I had laid on the altar the three shards of obsidian: the two that came from the murders, and the last for Payaxin. Each time I came back to my temple I was reminded innocents had died.

  On the second night of my watch, I saw Ceyaxochitl going into her courtyard with an owl cage. I saw her lay down the jade, the spider carving and the obsidian blade. I saw her kill the bird and trace the square in blood.

  I saw her summon the Wind of Knives. He came to her call, and moved to stand near her, the hundred of obsidian knives glinting under the light of the moon. She whispered something to Him.

  No. I rose from my precarious hiding place, and almost fell from the roof. But still I could not hear the words any of them spoke. Ceyaxochitl dismissed the Wind of Knives, and He faded away from the courtyard, taking with Him the coldness and the sense of despair.

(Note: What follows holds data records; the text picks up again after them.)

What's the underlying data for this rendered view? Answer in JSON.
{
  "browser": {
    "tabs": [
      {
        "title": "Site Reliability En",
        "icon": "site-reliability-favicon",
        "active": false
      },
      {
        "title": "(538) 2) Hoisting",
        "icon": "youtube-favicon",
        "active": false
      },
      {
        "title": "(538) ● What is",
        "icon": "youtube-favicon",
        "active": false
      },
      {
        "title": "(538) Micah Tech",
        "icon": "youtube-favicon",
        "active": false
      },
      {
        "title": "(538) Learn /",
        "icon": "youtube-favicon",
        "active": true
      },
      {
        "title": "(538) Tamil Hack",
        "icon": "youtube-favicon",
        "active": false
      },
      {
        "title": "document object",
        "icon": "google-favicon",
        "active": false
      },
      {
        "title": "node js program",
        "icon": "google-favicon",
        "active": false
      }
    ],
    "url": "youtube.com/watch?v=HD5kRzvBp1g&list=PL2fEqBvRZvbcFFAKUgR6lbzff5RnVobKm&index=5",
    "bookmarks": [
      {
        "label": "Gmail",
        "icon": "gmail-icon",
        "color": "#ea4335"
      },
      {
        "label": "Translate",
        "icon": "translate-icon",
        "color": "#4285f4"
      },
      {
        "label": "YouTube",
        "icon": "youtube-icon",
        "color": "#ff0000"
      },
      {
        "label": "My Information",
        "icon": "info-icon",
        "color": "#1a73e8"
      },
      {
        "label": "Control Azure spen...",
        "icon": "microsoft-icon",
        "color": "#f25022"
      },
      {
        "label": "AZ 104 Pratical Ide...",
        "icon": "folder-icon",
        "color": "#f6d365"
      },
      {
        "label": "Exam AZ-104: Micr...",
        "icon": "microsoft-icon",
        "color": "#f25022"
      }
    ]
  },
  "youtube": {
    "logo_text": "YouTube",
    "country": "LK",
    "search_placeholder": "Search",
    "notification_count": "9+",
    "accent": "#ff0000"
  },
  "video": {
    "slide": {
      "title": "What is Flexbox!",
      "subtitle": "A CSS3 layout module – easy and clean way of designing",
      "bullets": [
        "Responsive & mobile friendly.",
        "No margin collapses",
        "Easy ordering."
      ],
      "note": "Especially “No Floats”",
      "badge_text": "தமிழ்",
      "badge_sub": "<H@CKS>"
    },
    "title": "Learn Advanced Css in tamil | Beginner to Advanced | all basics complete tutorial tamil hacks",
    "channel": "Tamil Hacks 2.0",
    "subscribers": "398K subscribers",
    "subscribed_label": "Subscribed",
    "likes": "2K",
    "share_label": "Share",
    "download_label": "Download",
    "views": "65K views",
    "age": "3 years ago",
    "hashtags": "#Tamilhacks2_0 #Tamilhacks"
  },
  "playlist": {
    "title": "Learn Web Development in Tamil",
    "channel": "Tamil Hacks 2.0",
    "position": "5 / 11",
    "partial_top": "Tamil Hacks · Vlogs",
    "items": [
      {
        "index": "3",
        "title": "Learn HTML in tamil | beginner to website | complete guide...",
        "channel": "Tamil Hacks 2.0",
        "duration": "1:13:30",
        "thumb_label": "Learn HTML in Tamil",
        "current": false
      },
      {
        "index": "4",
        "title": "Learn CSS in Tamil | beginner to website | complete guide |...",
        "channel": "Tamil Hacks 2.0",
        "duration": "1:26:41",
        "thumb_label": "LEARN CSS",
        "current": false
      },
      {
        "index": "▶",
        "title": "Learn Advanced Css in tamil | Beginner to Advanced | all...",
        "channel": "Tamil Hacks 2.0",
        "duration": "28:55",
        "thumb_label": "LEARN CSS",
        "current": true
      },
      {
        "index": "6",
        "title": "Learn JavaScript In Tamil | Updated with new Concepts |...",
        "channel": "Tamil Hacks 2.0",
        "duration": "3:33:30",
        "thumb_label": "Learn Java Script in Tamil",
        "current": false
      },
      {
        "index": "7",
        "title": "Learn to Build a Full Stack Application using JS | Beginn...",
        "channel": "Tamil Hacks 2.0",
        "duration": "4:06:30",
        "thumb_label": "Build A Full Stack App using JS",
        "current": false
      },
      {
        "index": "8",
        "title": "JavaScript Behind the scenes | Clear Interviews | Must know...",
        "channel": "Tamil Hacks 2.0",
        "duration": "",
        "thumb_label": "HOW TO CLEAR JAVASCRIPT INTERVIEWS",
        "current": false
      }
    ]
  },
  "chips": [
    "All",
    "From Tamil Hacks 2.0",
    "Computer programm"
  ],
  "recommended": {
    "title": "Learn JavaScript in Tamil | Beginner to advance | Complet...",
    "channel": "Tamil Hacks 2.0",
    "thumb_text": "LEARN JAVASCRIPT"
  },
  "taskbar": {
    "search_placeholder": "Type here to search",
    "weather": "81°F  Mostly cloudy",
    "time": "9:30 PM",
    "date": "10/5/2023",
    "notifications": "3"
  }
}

  Not possible. The Wind had not sounded so much of a liar.

  Had He? What did I know of underworld creatures, after all? I only knew how to read men. Supernatural creatures remained beyond me to encompass.

  I came back to my temple at dawn, shaking from the cold, and sent a messenger to Macihuin, begging him to come. I waited and waited, but there was no answer. At last, a bedraggled boy brought me a crumpled piece of paper from Macihuin. I cannot help you, not now. Tonight, when I have finished my work.

  Something was afoot. Why had Ceyaxochitl summoned the Wind of Knives once more? Did she think to kill more men, more foolish sects who spoke of things they would never dare accomplish? Did she…

  My heart missed a beat. Did she think to kill both Macihuin and I?

  I sent my answer, telling to Macihuin to take care, and I waited.

  On the altar, the shards of obsidian glinted with sunlight: two of them green, the last without any colour at all.

  The sun seemed to take an eternity to move; I watched the shadows of the obsidian shards expand and then shrink again. The light turned from golden to white to golden again.

  The shards…

  I picked the two which shone with green reflections, one in each hand, and looked at them carefully. They did not look like the one in Payaxin's body; in fact… I put both of them in my right hand. They fitted together along part of their length, to form a narrow piece almost twice as long. Pieces of the same shattered blade?

  It did not look like a blade, no matter which way I turned the assembled pieces. Still, there was something odd about them…

  The sun was still high in the sky. I wrapped the three shards in a cotton cloth, and went into the district of artisans.

I had trouble finding a knife-maker who would receive me; they had work to do, more important work than accommodating a priest for the Dead.

  At length a very old man shuffled out of a workshop. “You need a knife-maker? I have time.”

  He must have seen my grimace in spite of his rheumy eyes. “I am not so old, boy.”

  I sighed, and handed him the cloth. “Can you tell me where those knife shards came from?”

  He laughed as he moved back into the shadows of his house. I followed him.

  “From which quarry, you mean? That's hard. Perhaps, if the pieces are big enough…” He unwrapped the cloth, bent over them.

  His finished knives lay on a low table, each of them a testimony to his skill, the blades sharp, the handles carefully crafted. Obsidian flakes lay everywhere.

  At length the old man raised his eyes. “Those are not knife shards.”

  My heart went cold. “What do you mean?”

  He moved, picked one of his own knives, and showed me the edge of the blade. “A knife blade is… peculiar. We make it by shaving off flakes from the rock, and it shows: you can still see the places where we removed the slivers.” His hand hovered over Payaxin's shard. “This is a knife shard. This was made to cut. You can see the indentations on the edge.”

  “And those?” I asked.

  “Those were polished,” he said.

  “But they're sharp.”

  He shook his head. “They're sharp because they were broken. Broken obsidian always cuts.”

  I asked my next question carefully, unsure of where his answer would take me. “Then where do those come from?”

  “I only make knives. But…” He laid his knife back on the table, and looked me in the eye. “It's a mirror, an obsidian one such as a woman would have in her house.”

  A mirror.

  I thanked him, picked up the shards, and went home. All the while my mind was running on unfamiliar paths, desperately trying to fit the pieces together. Tezcatlipoca, God of the Smoking Mirror. The mirror of obsidian that gave life and death.

  Shards of a mirror that throbbed with power under my hand, speaking of death. Not the underworld. Never the underworld. Deaths, because Tezcatlipoca was also the God of War and Fate.

  Despite everything that Ceyaxochitl had told me, despite everything Macihuin and I had found out, the sect had indeed summoned something. But not something from the underworld. The Wind would have killed them then.